Nun denn, eine gewisse Ironie steckt auch in meinem Beitrag. Wir brauchen neben den Emotions auch noch Ironicons - das wäre mal ein Grund, eine neue Internet Revolution einzuleiten. Trotzdem wollte ich darauf hinweisen, dass es auch alte Gentoo - Säcke geben kann.

----------

## beejay

Nein, ich werde nicht mehr zurückkommen. Ich habe die Vorzüge des wahren Lebens einfach zu sehr schätzen gelernt. Ich möchte Computer heute einfach nur noch benutzen, basteln (egal ob Hardware oder Software) ist für mich nicht mehr das Grösste  :Smile: 

Meine letzte aktiv benutzte Gentoo-Installation wurde Mitte 2008 im Rahmen eines Festplattencrashs zerstört und mangels Zeit und Lust auch nicht wieder neu aufgesetzt (das war etwa zu der Zeit, als ich auch aktiver Internetverweigerer war). Die anderen Installationen starben mit den Rechnern, die bei einem Brand vernichtet wurden. In der Zeit ohne Gentoo benutzte ich tatsächlich Windows oder eben MacOS. Und wenn ich doch ein Linux brauchte, dann war es Ubuntu: eine kleine Parallelinstallation auf meinem Desktop-Computer. Heute gibt es nur noch MacOS, denn ausser einem Macbook Pro besitze ich keinen Rechner mehr.

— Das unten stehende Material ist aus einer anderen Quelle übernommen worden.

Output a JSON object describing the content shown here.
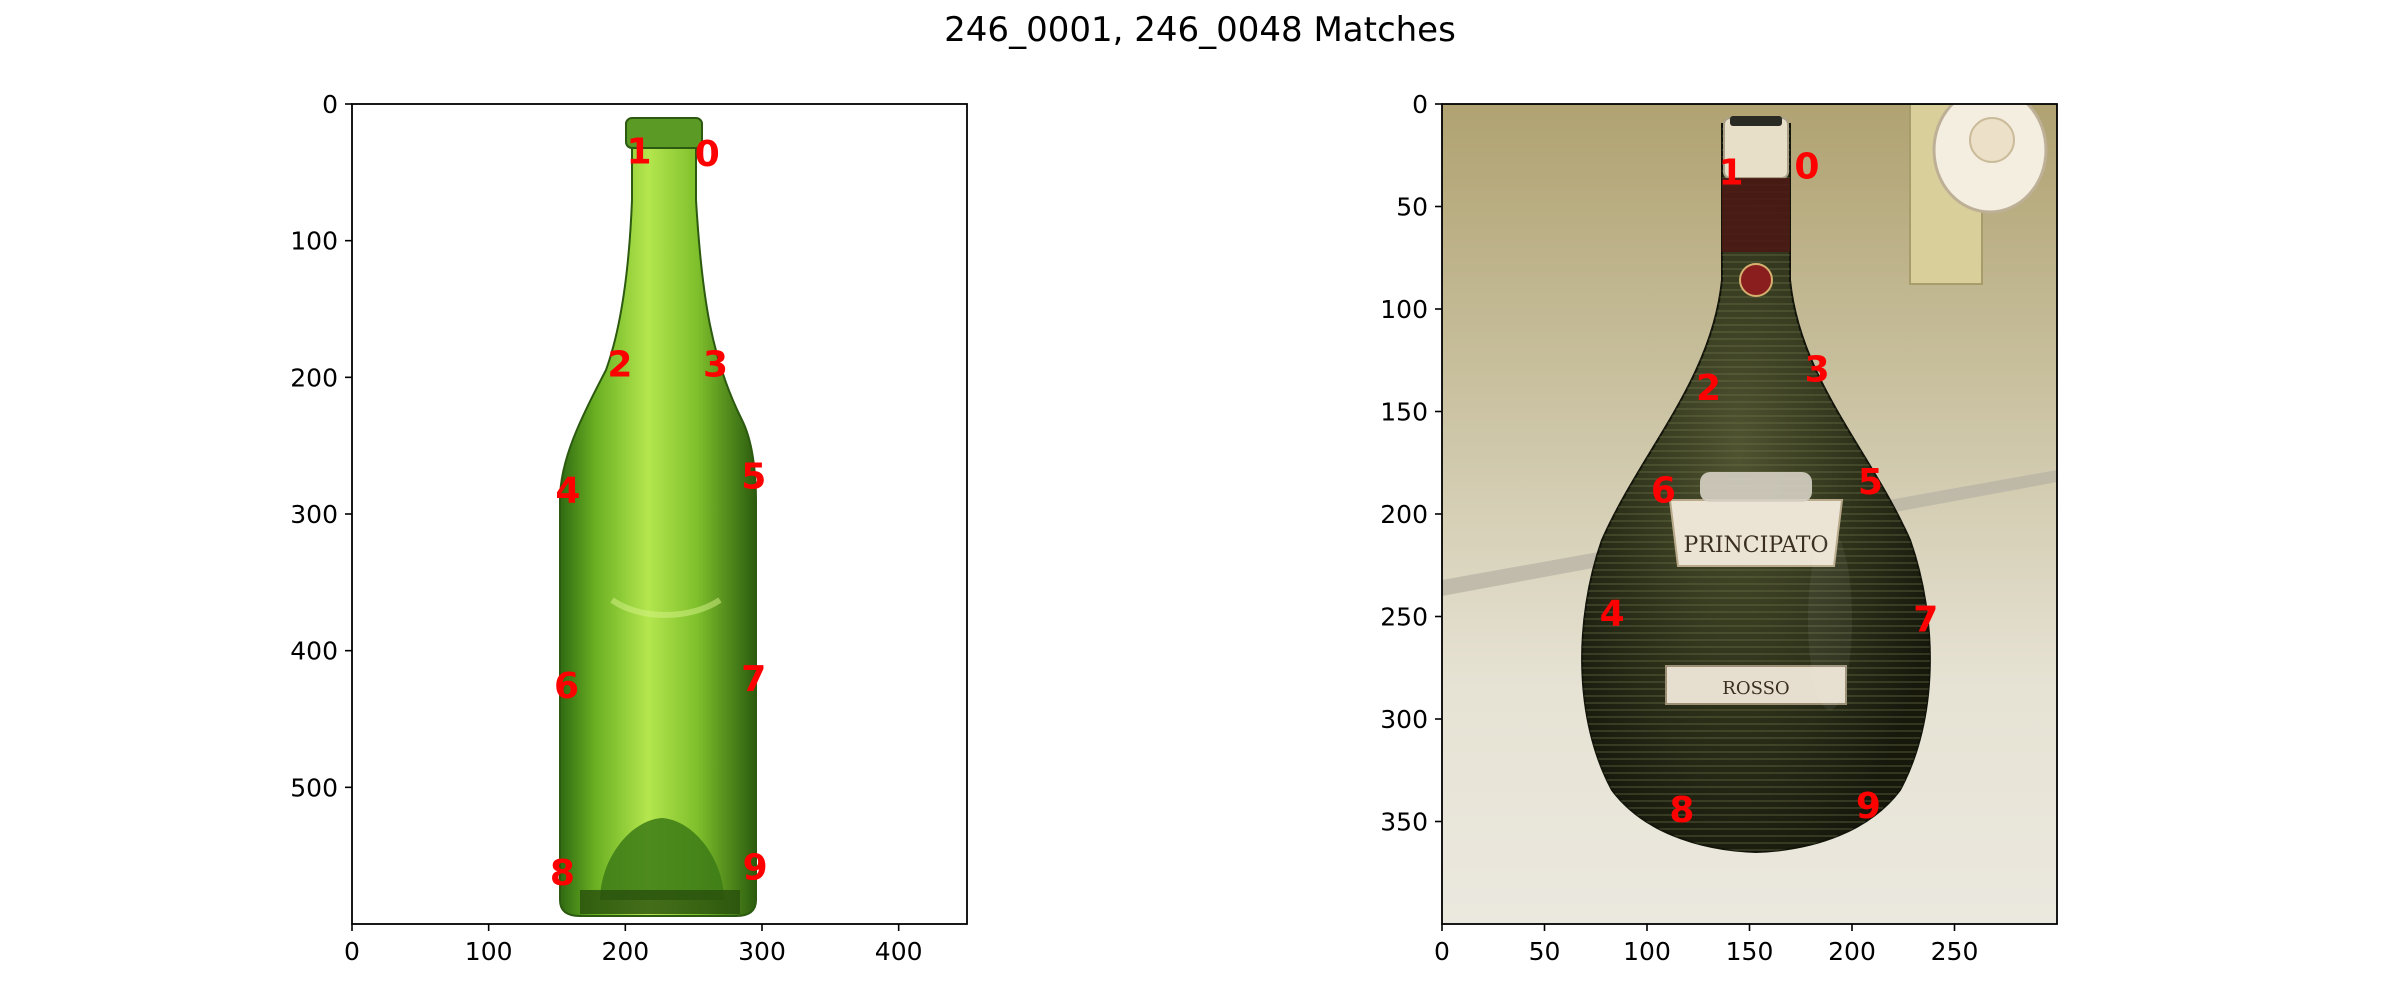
{
  "title": "246_0001, 246_0048 Matches",
  "colors": {
    "keypoint": "#ff0000",
    "axis": "#000000",
    "background": "#ffffff"
  },
  "chart_data": [
    {
      "type": "scatter",
      "image": "green-glass-wine-bottle-photo",
      "xlim": [
        0,
        450
      ],
      "ylim": [
        600,
        0
      ],
      "xticks": [
        "0",
        "100",
        "200",
        "300",
        "400"
      ],
      "yticks": [
        "0",
        "100",
        "200",
        "300",
        "400",
        "500"
      ],
      "points": [
        {
          "label": "0",
          "x": 260,
          "y": 36
        },
        {
          "label": "1",
          "x": 210,
          "y": 34
        },
        {
          "label": "2",
          "x": 196,
          "y": 190
        },
        {
          "label": "3",
          "x": 266,
          "y": 190
        },
        {
          "label": "4",
          "x": 158,
          "y": 282
        },
        {
          "label": "5",
          "x": 294,
          "y": 272
        },
        {
          "label": "6",
          "x": 157,
          "y": 425
        },
        {
          "label": "7",
          "x": 294,
          "y": 420
        },
        {
          "label": "8",
          "x": 154,
          "y": 562
        },
        {
          "label": "9",
          "x": 295,
          "y": 558
        }
      ]
    },
    {
      "type": "scatter",
      "image": "wrapped-principato-rosso-bottle-photo",
      "image_text": {
        "label_top": "PRINCIPATO",
        "label_bottom": "ROSSO"
      },
      "xlim": [
        0,
        300
      ],
      "ylim": [
        400,
        0
      ],
      "xticks": [
        "0",
        "50",
        "100",
        "150",
        "200",
        "250"
      ],
      "yticks": [
        "0",
        "50",
        "100",
        "150",
        "200",
        "250",
        "300",
        "350"
      ],
      "points": [
        {
          "label": "0",
          "x": 178,
          "y": 30
        },
        {
          "label": "1",
          "x": 141,
          "y": 33
        },
        {
          "label": "2",
          "x": 130,
          "y": 138
        },
        {
          "label": "3",
          "x": 183,
          "y": 129
        },
        {
          "label": "4",
          "x": 83,
          "y": 248
        },
        {
          "label": "5",
          "x": 209,
          "y": 184
        },
        {
          "label": "6",
          "x": 108,
          "y": 188
        },
        {
          "label": "7",
          "x": 236,
          "y": 251
        },
        {
          "label": "8",
          "x": 117,
          "y": 344
        },
        {
          "label": "9",
          "x": 208,
          "y": 342
        }
      ]
    }
  ]
}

Ich für meinen Teil habe meine Erfahrungen im Open-Source-Bereich gemacht. Für mich wäre es nichts mehr, nur noch mit sehr, sehr, sehr lockeren Bedingungen und ohne dass ich zu viel Verantwortungsgefühl verspüren dürfte. Ich sitze beruflich 8 bis 9 Stunden vor dem Computer (In-House-Softwaredevelopment - tolles Denglisches Wort  :Wink:  ) und möchte zu Feierabend einfach abschalten können.

----------

## cryptosteve

Tja, aus "Kindern" werden Leute (nur bei mir hat's irgendwie nicht funktioniert).

Dir auf jeden Fall alles Gute für die Zukunft und trotzdem danke, dass Du mal wieder reingeschaut und ein Lebenszeichen gegeben hast.

----------